Anthony Floyd

No. 33, 39
- Position: Safety

Personal information
- Born: February 1, 1981 (age 45) Youngstown, Ohio, U.S.
- Listed height: 5 ft 10 in (1.78 m)
- Listed weight: 202 lb (92 kg)

Career information
- High school: Chaney (OH)
- College: Louisville
- NFL draft: 2003: undrafted

Career history
- Indianapolis Colts (2003–2004); Berlin Thunder (2006); Houston Texans (2006)*; Columbus Destroyers (2007); New Orleans VooDoo (2007–2008);
- * Offseason and/or practice squad member only

Awards and highlights
- All-NFL Europe (2006); First-team All-American (2000);

Career NFL statistics
- Tackles: 56
- Passes defended: 2
- Fumble recoveries: 1
- Stats at Pro Football Reference

Career Arena League statistics
- Tackles: 40
- Passes defended: 2
- Forced fumbles: 1
- Fumble recoveries: 1
- Interceptions: 5
- Stats at ArenaFan.com

= Anthony Floyd =

American football player (born 1981)

Anthony Franklin Floyd (born February 1, 1981) is an American former professional football player who was a safety for the Indianapolis Colts of the National Football League (NFL).
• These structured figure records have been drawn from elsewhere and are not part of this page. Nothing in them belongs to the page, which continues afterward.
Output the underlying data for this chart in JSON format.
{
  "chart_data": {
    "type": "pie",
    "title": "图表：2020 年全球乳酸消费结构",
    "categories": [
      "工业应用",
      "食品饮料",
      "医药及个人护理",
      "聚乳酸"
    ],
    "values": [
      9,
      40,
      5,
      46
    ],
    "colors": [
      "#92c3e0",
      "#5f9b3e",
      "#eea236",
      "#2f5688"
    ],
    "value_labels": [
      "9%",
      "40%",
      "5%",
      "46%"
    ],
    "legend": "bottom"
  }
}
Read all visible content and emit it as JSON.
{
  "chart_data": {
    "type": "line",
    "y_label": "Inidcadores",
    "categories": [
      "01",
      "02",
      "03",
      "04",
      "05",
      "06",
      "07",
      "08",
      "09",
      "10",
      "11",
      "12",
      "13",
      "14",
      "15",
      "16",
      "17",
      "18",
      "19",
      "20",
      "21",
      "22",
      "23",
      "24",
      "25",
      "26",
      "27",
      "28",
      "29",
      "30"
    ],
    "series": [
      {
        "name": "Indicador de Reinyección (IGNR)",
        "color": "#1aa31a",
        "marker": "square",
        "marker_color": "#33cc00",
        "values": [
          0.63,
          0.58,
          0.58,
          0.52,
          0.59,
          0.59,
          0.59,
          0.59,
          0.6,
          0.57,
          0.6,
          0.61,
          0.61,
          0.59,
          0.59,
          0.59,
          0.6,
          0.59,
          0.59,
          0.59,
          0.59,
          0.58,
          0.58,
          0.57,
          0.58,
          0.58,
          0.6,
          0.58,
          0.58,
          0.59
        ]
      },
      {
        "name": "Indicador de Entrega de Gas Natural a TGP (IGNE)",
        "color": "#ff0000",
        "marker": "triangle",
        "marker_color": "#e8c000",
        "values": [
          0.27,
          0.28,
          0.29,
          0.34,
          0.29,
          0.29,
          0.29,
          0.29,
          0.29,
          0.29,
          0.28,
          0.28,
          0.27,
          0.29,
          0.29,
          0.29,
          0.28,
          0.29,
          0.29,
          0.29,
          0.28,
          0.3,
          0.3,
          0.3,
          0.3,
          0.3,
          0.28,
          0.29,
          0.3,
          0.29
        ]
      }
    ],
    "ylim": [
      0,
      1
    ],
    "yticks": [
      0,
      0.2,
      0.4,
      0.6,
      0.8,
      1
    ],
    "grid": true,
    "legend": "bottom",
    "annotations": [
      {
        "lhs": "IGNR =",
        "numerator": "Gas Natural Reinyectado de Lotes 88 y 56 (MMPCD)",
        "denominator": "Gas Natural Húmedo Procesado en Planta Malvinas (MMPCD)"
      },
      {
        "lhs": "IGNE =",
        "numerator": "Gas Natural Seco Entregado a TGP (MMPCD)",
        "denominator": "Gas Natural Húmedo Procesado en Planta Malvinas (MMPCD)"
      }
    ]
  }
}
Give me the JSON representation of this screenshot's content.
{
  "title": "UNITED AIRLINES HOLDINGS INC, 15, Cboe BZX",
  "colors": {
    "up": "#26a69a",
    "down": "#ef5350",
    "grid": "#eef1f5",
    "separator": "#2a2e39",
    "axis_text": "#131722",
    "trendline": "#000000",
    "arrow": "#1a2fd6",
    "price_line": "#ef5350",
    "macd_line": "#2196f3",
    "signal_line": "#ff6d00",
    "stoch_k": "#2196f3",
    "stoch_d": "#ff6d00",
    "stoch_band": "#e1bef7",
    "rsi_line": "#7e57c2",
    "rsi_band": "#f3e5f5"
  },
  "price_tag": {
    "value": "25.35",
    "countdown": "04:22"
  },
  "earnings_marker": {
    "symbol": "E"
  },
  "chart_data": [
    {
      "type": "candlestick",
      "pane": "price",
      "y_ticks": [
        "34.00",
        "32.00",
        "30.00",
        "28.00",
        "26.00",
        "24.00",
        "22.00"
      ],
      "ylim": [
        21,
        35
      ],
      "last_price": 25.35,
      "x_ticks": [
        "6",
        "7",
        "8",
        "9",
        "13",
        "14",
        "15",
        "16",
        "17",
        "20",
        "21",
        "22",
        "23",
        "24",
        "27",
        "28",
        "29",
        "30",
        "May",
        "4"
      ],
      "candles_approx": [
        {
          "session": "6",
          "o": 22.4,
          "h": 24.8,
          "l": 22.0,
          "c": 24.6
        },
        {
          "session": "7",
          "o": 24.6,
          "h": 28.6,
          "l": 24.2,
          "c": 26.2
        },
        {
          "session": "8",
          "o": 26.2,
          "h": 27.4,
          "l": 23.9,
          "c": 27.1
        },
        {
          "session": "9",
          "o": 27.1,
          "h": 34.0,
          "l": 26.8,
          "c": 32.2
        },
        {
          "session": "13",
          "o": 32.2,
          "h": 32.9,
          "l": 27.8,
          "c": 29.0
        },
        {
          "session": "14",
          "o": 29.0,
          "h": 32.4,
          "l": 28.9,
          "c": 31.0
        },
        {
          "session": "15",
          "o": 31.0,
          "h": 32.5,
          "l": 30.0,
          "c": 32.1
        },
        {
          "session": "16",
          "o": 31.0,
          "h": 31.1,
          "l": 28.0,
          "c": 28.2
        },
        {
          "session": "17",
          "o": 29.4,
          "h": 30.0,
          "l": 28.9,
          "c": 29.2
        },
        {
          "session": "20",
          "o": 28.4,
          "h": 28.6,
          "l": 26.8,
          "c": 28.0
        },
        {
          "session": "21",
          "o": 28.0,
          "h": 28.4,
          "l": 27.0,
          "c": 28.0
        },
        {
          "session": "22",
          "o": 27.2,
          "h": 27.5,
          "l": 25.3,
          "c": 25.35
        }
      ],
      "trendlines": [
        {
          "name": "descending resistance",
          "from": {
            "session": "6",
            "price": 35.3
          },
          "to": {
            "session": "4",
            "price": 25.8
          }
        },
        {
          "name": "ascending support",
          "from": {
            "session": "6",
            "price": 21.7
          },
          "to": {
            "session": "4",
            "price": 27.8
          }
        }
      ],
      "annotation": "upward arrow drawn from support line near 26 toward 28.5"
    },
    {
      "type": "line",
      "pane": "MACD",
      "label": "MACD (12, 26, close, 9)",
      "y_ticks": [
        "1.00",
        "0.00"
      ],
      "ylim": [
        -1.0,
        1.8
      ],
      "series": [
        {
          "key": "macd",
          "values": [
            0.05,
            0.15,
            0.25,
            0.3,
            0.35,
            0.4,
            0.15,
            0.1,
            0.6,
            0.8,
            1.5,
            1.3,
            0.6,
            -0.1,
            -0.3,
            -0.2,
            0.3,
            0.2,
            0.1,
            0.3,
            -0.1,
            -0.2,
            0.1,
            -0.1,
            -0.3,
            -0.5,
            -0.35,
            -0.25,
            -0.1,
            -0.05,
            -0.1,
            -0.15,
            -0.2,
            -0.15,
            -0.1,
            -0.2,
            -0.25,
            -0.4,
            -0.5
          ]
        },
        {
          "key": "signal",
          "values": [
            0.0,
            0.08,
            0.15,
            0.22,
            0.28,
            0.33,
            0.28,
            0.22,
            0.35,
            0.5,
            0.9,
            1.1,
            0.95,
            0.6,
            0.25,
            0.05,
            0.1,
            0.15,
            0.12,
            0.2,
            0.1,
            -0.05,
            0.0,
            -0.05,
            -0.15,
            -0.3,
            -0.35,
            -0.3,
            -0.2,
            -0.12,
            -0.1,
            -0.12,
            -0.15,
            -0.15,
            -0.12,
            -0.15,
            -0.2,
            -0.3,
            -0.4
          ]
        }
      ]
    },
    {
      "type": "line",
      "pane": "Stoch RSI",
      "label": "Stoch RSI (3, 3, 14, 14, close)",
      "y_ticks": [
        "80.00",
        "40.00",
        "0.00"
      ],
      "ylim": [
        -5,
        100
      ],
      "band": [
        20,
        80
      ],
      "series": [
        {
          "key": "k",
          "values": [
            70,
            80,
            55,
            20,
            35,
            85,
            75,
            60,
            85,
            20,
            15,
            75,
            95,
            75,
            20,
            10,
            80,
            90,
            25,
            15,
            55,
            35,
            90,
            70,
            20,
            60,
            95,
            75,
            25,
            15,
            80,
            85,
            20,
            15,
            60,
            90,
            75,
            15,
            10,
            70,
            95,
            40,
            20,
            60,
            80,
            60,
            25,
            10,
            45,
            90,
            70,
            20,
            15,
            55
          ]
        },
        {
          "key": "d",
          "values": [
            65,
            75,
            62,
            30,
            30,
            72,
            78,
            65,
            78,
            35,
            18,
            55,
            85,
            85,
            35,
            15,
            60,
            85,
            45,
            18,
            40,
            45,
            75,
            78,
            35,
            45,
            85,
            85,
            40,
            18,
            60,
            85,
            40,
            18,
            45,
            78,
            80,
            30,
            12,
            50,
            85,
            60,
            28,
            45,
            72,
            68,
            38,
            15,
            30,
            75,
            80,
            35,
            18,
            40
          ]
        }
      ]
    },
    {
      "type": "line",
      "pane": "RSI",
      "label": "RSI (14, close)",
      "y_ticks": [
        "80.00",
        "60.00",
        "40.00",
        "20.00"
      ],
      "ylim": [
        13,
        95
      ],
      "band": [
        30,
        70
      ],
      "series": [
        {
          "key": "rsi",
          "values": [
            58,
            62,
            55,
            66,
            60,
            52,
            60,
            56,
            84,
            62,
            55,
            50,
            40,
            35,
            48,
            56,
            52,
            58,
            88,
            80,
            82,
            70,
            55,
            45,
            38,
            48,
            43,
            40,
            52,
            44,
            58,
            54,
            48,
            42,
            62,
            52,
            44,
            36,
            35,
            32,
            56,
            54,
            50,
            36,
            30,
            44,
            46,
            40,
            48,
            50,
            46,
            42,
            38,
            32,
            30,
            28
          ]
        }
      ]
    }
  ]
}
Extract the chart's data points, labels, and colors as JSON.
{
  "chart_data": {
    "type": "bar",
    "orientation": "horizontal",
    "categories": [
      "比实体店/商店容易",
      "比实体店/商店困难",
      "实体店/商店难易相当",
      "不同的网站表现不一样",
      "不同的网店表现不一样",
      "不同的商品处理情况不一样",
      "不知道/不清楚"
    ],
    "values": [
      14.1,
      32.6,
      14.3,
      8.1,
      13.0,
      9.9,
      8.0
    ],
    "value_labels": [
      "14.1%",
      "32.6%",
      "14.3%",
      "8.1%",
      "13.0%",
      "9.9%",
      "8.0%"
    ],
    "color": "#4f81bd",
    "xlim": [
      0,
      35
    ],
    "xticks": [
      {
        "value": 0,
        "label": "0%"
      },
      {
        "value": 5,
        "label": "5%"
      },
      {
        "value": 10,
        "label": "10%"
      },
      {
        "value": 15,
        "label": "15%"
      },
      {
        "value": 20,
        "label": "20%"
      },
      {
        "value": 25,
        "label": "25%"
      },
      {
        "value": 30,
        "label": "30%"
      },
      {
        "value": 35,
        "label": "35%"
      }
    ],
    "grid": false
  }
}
He played college football for the Louisville Cardinals. He spent the 2006 NFL Europe season with the Berlin Thunder, where he earned All-NFL Europe honors after making four interceptions, tied for second in the league. He spent the 2006 NFL preseason with the Houston Texans before being released at the conclusion of training camp.

==Early life==

Floyd attended Chaney High School in Youngstown, Ohio, and earned three varsity letters together in football and basketball, and four in track.